Heck, it is a brand new set of solutions for Social CRM that leverage the model of implicit and explicit relationships that Siebel created in their Personas data model that treat Social Media as <GASP> just channels. That’s right, they are just channels where the solutions already in place can be extended. The use of implicit and explicit relationships in addressing the communities has a lot of yet unexplored value — but I do believe that we are going to see some very interesting solutions come up soon that will leverage these Personas.
So, behind the techie gushing, what does this mean?
It means that Oracle decided that providing ready-made solutions (which they do still exist, mind you) with specific pre-mapped and pre-done processes was not the only way. They improved the framework on which their own processes can run, but also (and more important) organizations can create innovative ways to use the data and the functions already there. This was long overdue as the transition from three products to a central, main product took place. There is still some way to go, it is far from perfect and I would like to see more work on exposing functions as services, data that is easier to access and use from outside the system, and added flexibility in external integration would not hurt either.
However, this is a significant step forward and one that I have been waiting for since the mergers were completed.
Does it solve world hunger? no, I don’t think it was ever supposed to do that.
Does it reduce the number of failures in CRM deployments? Maybe, if you tackle properly the other issues of people, processes, and strategy.
All in all, it is a good step forward for existing and potential new clients in moving closer to a good CRM Technology solution.
Disclaimer: I did not take a payment for writing this review, nor is Oracle a client. I don’t expect them to become a client based on this review, nor do I expect any compensation or revenue to be generated from my review.
I do have a relationship with Oracle as an analyst and blogger that brings me certain perks. I was allowed access to the Conference, some of my expenses were paid, and I was able to talk and discuss the product with different people in the organization in great detail based on that relationship. Those perks do not influence my opinion on the product, nor do they improve the chances that the review will be better.

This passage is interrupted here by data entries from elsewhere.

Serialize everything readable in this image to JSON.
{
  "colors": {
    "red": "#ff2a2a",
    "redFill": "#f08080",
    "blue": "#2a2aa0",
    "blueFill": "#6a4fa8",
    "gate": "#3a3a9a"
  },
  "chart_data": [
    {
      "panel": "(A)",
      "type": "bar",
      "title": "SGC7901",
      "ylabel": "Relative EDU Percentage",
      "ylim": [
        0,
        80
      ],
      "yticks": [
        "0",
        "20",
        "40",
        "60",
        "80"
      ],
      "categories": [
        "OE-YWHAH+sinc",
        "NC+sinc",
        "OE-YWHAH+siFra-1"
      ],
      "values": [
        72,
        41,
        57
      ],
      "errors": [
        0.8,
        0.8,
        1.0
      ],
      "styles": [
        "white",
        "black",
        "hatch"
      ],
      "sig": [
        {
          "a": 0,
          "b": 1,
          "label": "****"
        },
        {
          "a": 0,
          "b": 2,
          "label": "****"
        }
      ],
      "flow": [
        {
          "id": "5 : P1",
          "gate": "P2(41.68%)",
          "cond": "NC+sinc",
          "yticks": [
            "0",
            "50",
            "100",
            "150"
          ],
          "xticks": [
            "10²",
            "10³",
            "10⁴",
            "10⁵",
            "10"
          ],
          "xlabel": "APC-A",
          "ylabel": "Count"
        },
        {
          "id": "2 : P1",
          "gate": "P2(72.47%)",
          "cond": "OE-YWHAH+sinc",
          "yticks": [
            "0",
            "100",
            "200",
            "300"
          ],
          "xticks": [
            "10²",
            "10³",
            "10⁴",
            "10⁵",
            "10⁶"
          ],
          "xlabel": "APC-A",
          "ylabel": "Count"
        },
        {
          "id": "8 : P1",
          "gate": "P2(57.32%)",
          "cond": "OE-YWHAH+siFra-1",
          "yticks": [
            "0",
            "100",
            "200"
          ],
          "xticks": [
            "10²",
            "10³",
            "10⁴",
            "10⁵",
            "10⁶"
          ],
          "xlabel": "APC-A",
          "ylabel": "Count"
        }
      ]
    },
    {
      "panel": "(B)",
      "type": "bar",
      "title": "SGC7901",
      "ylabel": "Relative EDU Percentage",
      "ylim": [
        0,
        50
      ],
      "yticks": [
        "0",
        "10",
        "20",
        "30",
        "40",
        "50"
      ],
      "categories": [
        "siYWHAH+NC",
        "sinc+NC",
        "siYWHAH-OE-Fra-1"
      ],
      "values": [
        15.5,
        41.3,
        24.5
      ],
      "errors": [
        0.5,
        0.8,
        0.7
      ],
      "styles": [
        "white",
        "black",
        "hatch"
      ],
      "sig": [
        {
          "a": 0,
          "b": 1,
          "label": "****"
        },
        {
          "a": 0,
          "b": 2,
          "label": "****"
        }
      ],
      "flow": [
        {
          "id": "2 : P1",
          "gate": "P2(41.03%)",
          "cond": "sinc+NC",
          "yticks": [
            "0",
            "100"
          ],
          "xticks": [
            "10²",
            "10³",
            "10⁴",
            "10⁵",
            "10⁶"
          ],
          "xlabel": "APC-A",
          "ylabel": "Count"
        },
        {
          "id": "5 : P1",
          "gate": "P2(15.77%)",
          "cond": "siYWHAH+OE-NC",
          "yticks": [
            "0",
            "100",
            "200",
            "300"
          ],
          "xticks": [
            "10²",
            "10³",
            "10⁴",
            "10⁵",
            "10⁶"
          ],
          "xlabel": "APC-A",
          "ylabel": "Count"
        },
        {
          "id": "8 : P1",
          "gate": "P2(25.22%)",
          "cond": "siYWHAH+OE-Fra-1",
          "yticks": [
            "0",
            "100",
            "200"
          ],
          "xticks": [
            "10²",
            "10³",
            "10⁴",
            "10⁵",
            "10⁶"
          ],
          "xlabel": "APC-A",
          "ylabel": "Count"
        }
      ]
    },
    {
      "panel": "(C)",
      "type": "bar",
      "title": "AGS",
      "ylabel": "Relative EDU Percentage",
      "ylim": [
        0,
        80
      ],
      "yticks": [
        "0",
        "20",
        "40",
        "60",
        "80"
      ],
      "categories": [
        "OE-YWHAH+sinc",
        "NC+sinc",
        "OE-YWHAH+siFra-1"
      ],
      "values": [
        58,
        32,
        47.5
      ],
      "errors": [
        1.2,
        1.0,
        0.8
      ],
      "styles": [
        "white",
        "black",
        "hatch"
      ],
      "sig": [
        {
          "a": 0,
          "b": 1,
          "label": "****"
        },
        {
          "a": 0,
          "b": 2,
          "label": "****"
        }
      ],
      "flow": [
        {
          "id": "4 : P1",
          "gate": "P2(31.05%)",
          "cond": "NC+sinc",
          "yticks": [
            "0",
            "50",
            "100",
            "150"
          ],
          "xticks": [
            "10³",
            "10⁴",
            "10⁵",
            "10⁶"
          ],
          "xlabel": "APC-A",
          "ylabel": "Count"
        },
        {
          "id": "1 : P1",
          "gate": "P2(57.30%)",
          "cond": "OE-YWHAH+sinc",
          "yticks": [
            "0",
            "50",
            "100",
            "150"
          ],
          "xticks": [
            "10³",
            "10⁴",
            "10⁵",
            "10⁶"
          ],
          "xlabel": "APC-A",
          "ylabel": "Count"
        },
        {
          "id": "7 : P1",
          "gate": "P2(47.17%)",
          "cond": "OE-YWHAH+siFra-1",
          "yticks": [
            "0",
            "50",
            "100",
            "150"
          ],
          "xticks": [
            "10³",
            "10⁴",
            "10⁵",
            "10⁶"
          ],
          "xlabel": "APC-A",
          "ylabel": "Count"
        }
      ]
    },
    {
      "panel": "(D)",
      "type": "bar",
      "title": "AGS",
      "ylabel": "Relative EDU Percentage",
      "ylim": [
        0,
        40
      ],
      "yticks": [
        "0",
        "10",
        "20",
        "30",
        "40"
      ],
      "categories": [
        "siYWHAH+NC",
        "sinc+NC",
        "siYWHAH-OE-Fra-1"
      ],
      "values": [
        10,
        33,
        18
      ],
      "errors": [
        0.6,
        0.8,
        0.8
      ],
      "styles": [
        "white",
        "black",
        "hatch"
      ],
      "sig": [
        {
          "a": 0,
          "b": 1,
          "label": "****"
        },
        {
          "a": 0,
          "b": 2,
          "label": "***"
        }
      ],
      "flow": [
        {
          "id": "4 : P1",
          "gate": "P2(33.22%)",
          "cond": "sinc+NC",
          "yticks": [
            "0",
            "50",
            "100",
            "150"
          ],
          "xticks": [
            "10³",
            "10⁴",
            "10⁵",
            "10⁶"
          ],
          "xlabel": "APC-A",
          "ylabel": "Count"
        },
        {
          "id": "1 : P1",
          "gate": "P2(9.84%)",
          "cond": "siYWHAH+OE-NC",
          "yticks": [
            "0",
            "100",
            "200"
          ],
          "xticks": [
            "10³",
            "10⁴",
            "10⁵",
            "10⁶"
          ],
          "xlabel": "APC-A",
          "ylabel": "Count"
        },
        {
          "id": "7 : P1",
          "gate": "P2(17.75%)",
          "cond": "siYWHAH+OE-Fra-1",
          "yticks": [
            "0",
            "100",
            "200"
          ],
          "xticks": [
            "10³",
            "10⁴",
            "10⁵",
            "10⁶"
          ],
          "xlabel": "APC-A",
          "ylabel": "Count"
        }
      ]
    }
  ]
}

It is what it is, and I saw what I saw.
The views expressed in this review are mine and only mine, and they are my understanding based on the long exposure I had to Oracle, Siebel, PeopleSoft and the industry. Any errors are also mine, and will be corrected if pointed out. This is my understanding of where Oracle’s position is today in the CRM market, and no one else but me is responsible for this views. My recommendation to clients, prospects, and anyone interested remain the same: this is just an opinion and you are admonished to do your own Due Diligence before committing to this or any other vendor. I am not responsible for your decisions, and even if you hire me to help you select the best solution for your organization, it is still YOUR decision.